The opinion of the court was delivered by: SHADUR
MEMORANDUM OPINION AND ORDER
SHADUR, Senior District Judge.
Kenneth Garza ("Garza") initiated this 28 U.S.C. § 2254
Petition for Writ of Habeas Corpus ("Petition") in the United States District Court for the Central District of Illinois. Because Garza's claim of constitutional deprivation stems from a murder conviction in the Circuit Court of Cook County, however, Judge Joe Billy McDade took no action on the Petition other than to enter a May 18, 1998 order transferring the case to this District Court. By random assignment the action has come to this Court's calendar. As it turns out, that trip from the Central District to this Northern District has simply provided a brief delay en route to the swift dismissall of this action, for the Petition is so plainly out of time under Section 2244(d).

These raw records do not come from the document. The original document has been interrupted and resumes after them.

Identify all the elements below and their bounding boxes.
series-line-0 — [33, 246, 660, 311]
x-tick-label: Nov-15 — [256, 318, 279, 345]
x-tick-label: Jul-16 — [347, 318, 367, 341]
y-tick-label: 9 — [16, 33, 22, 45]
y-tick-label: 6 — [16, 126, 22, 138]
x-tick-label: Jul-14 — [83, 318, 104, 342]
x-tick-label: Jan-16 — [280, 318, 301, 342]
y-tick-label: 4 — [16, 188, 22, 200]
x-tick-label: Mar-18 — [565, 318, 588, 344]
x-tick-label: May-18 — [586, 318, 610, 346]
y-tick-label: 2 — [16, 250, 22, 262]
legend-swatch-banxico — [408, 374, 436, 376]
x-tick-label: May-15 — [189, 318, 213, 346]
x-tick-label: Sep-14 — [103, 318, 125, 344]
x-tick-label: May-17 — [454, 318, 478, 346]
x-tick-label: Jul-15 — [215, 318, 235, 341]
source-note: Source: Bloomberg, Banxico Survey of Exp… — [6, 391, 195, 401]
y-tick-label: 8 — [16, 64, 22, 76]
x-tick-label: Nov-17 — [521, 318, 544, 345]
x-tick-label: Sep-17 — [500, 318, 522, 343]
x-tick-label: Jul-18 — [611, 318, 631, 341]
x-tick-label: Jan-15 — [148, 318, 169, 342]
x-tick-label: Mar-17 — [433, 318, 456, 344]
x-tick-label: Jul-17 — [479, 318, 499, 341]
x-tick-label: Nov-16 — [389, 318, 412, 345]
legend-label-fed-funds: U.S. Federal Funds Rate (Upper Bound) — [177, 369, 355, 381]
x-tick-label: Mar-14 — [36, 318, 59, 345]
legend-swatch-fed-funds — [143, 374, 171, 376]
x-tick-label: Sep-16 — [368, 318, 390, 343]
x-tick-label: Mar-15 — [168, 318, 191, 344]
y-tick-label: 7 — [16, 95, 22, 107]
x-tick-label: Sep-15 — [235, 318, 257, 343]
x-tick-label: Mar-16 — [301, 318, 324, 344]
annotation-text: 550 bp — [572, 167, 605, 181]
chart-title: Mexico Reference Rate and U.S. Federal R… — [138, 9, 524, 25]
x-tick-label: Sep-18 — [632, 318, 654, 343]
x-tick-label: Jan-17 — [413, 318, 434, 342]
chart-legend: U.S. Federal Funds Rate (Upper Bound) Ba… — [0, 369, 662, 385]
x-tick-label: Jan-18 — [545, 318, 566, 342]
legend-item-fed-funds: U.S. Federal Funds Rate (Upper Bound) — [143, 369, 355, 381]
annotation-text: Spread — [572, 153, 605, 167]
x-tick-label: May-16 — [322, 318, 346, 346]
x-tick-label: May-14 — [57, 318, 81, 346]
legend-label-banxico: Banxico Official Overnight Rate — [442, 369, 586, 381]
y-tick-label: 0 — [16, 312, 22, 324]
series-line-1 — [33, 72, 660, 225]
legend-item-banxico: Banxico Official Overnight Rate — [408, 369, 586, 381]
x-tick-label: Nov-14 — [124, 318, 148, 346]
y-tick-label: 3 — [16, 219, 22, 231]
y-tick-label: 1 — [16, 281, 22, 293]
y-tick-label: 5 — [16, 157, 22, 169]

Before this opinion turns to the merits, a few words should be said on a threshold matter that Judge McDade did not address pre-transfer. Garza accompanied his Petition with a completed form of Application To Proceed In Forma Pauperis ("Application") and a signed Motion for Appointment of Counsel ("Motion"). It would seem that the Application is really directed at Garza's inability to pay retained counsel, rather than any ability on his part to pay the modest $ 5 filing fee applicable to habeas cases. Both the certificate and the trust fund printout that form part of the Application show Garza to have a current account balance of $ 380.23, obviously far more than ample to cover the required fee.

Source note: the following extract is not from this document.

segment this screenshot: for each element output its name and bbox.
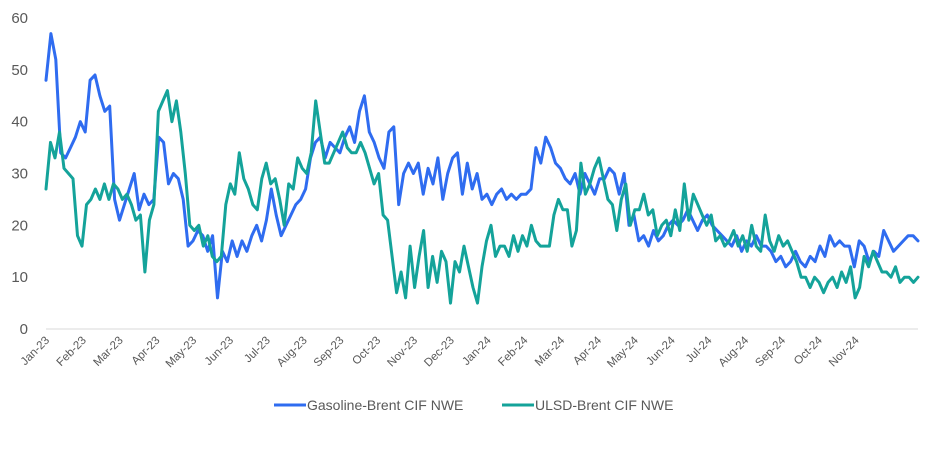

Accordingly the Application is denied, but to avoid needless procedural steps in that regard this Court grants Garza leave to proceed (thus treating the Petition as currently filed). Garza is instead ordered to pay the $ 5 filing fee on or before June 19, 1998.

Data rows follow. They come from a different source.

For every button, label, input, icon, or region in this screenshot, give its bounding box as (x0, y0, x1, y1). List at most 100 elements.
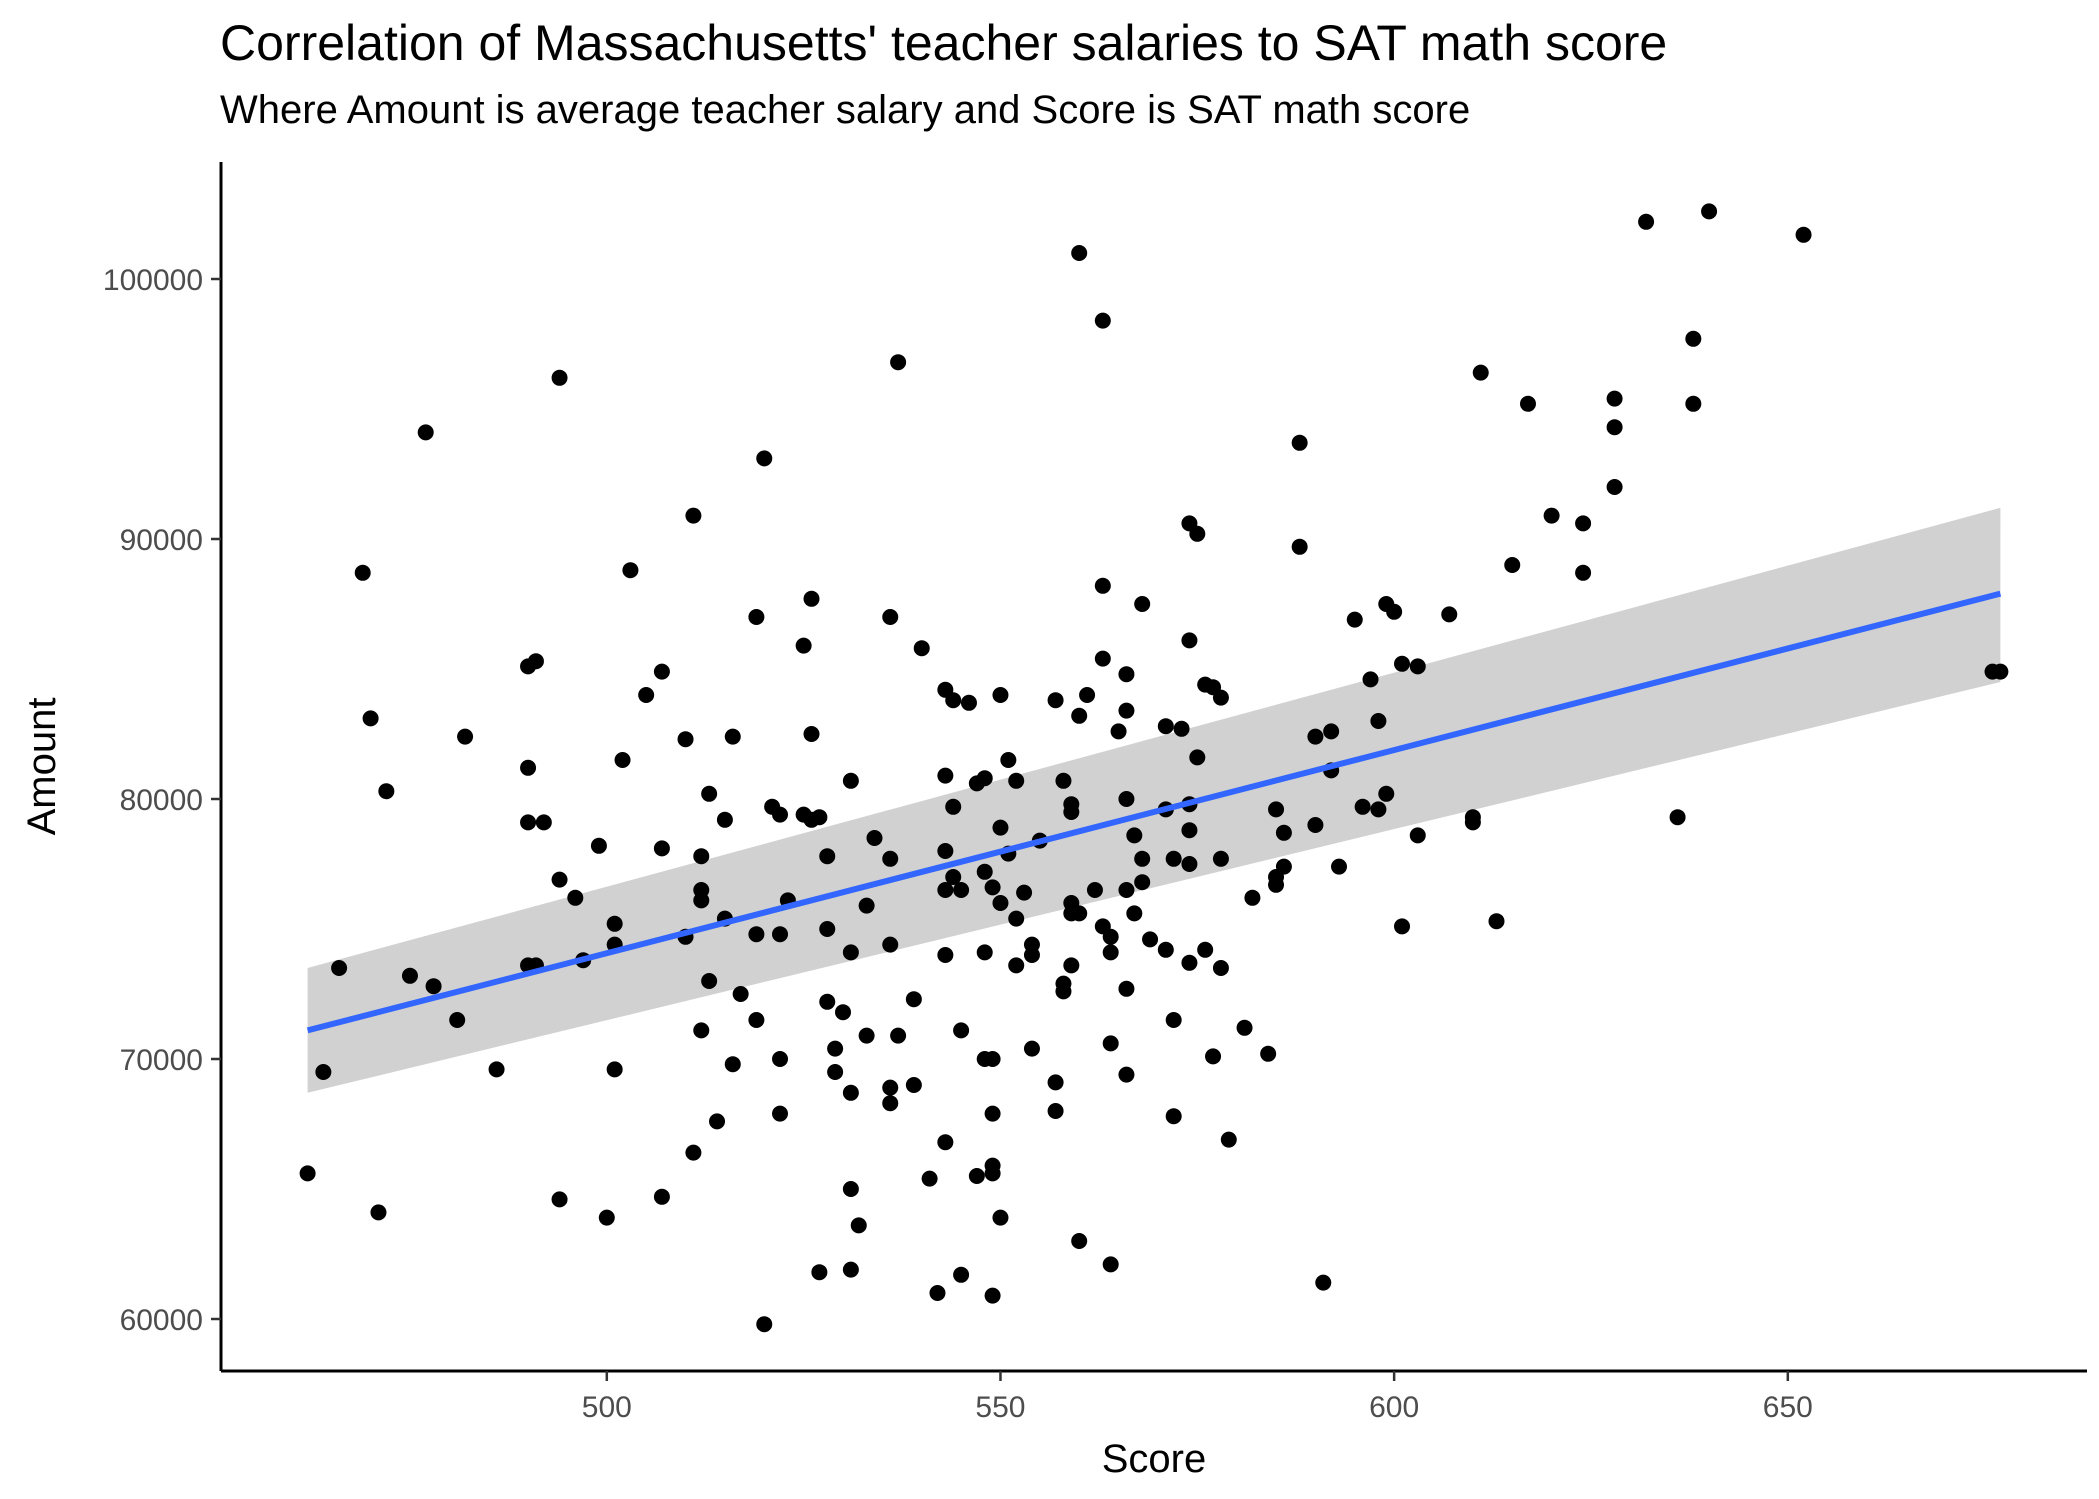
data-point (984, 1051, 1001, 1067)
data-point (1370, 713, 1387, 729)
data-point (1142, 931, 1159, 948)
data-point (1205, 1048, 1222, 1065)
data-point (1606, 419, 1623, 436)
data-point (488, 1061, 505, 1078)
data-point (1086, 882, 1103, 898)
data-point (953, 1266, 970, 1283)
data-point (945, 692, 962, 709)
confidence-band-layer (307, 507, 2001, 1093)
trend-line (306, 590, 2002, 1034)
data-point (1307, 728, 1324, 745)
data-point (772, 926, 789, 943)
confidence-band (307, 507, 2001, 1093)
data-point (693, 848, 710, 865)
data-point (401, 967, 418, 984)
data-point (520, 759, 537, 776)
data-point (622, 562, 639, 579)
data-point (842, 1181, 859, 1197)
data-point (1189, 525, 1206, 542)
data-point (1315, 1274, 1332, 1291)
data-point (811, 809, 828, 826)
data-point (937, 843, 954, 859)
data-point (1575, 515, 1592, 532)
data-point (1394, 918, 1411, 935)
data-point (1118, 702, 1135, 719)
data-point (1181, 954, 1198, 971)
data-point (1110, 723, 1127, 740)
data-point (598, 1209, 615, 1226)
data-point (1134, 874, 1151, 891)
data-point (1047, 692, 1064, 709)
data-point (748, 926, 765, 943)
data-point (905, 991, 922, 1008)
data-point (905, 1077, 922, 1093)
chart-title: Correlation of Massachusetts' teacher sa… (220, 15, 1668, 71)
data-point (992, 819, 1009, 836)
data-point (858, 897, 875, 914)
data-point (1669, 809, 1686, 826)
data-point (1795, 226, 1812, 243)
data-point (1102, 928, 1119, 945)
data-point (937, 882, 954, 898)
data-point (1236, 1019, 1253, 1036)
data-point (1000, 752, 1017, 768)
axes-layer: 500 550 600 650 60000 70000 80000 90000 100000 (103, 162, 2087, 1424)
data-point (976, 770, 993, 787)
data-point (945, 798, 962, 815)
data-point (685, 507, 702, 524)
data-point (1181, 632, 1198, 649)
data-point (1275, 824, 1292, 841)
data-point (590, 837, 607, 854)
data-point (709, 1113, 726, 1130)
data-point (1126, 905, 1143, 922)
data-point (1189, 749, 1206, 766)
data-point (882, 850, 899, 867)
data-point (913, 640, 930, 657)
data-point (1181, 856, 1198, 872)
data-point (984, 1165, 1001, 1182)
data-point (1370, 801, 1387, 818)
y-tick-label: 70000 (120, 1044, 203, 1077)
data-point (1386, 603, 1403, 620)
data-point (1685, 330, 1702, 347)
data-point (795, 637, 812, 654)
data-point (921, 1170, 938, 1187)
data-point (1268, 801, 1285, 818)
data-point (1102, 944, 1119, 961)
data-point (1181, 822, 1198, 839)
data-point (748, 609, 765, 625)
data-point (992, 687, 1009, 703)
data-point (354, 564, 371, 581)
data-point (1409, 658, 1426, 675)
data-point (819, 993, 836, 1010)
data-point (866, 830, 883, 846)
data-points-layer (299, 203, 2009, 1333)
data-point (1638, 213, 1655, 230)
data-point (984, 1105, 1001, 1122)
data-point (1220, 1131, 1237, 1148)
data-point (1543, 507, 1560, 524)
data-point (653, 840, 670, 857)
data-point (992, 895, 1009, 911)
data-point (1102, 1256, 1119, 1273)
data-point (1197, 941, 1214, 958)
data-point (1354, 798, 1371, 815)
data-point (929, 1285, 946, 1301)
data-point (653, 1188, 670, 1205)
data-point (1157, 941, 1174, 958)
data-point (890, 1027, 907, 1044)
data-point (1378, 785, 1395, 802)
data-point (953, 1022, 970, 1039)
data-point (842, 1084, 859, 1101)
data-point (370, 1204, 387, 1221)
data-point (331, 960, 348, 976)
data-point (1157, 718, 1174, 735)
data-point (827, 1040, 844, 1057)
data-point (693, 892, 710, 909)
data-point (1606, 390, 1623, 407)
data-point (1268, 876, 1285, 893)
data-point (1685, 395, 1702, 412)
data-point (527, 653, 544, 670)
data-point (937, 947, 954, 963)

Now to the merits. Enacted on April 24, 1996 as part of the Antiterrorism and Effective Death Penalty Act, Section 2244(d)(1) has set a one-year limitation period for federal habeas challenges to state convictions, measured from the latest of four dates. In Garza's case the clearly applicable starting point is "the date on which the judgment became final by the conclusion of direct review..." (Section 2244(d)(1)(A)). That time period is extended by tolling, however, during the pendency of "a properly filed application for State post-conviction or other collateral review..." (Section 2244(d)(2)).
To avoid the possible constitutional infirmity of applying the Section 2244(d)(1) limitations to old convictions--for as to such convictions a literal application of the statute would cut off any habeas petition at all retrospectively-- our Court of Appeals announced in Lindh v. Murphy, 96 F.3d 856, 865-66 (7th Cir. 1996)(en banc) that any petition filed on or before April 23, 1997 would be timely. Although another aspect of Lindh was reversed by the Supreme Court (117 S. Ct. 2059, 138 L. Ed. 2d 481 (1997)), the Seventh Circuit's ruling as to timeliness remains valid.
Here Garza's Petition P2 reflects a conviction date of January 31, 1994 and a sentencing date of March 21, 1994. Petition P9(a) through (c) say correctly that the Illinois Appellate Court affirmed the conviction on December 13, 1995 (that opinion is reported at 276 Ill. App. 3d 659, 658 N.E.2d 1355, 213 Ill. Dec. 334 (1st Dist. 1995)). Although Petition P9(c) does not disclose the date when the Illinois Supreme Court denied leave to appeal, the court record discloses that such denial (reported in table at 166 Ill. 2d 545, 664 N.E.2d 644 (1996)) took place on April 3, 1996.
By the literal terms of Section 2244(d)(1)(A) looked at alone, then, Garza's limitation period would otherwise have ended on April 3, 1997 (one year after the Illinois Supreme Court acted), which date Lindh extended to April 23, 1997. As for the potential extension of the latter date under the tolling provision of Section 2244(d)(2), Petition P11 does not give the filing date of Garza's post-conviction proceeding in the Circuit Court of Cook County, but it does list September 26, 1996 as the date of denial. At most, then, the tolling period would add 5 months and 23 days (April 3, 1996 to September 26, 1996) to the limitations period.
That then means that the outside date for Garza's federal habeas filing could have been no later than October 16, 1997 (5 months and 23 days after April 23, 1997). And that being so, Garza's April 13, 1998 filing in the Central District of Illinois was simply too late to qualify for consideration. In the words of Rule 4 of the Rules Governing Section 2254 Cases in the United States District Courts, "it plainly appears from the face of the petition...that the petitioner is not entitled to relief in the district court." Under that same Rule, summary dismissal is in order, and this Court therefore orders both the Petition and this action dismissed.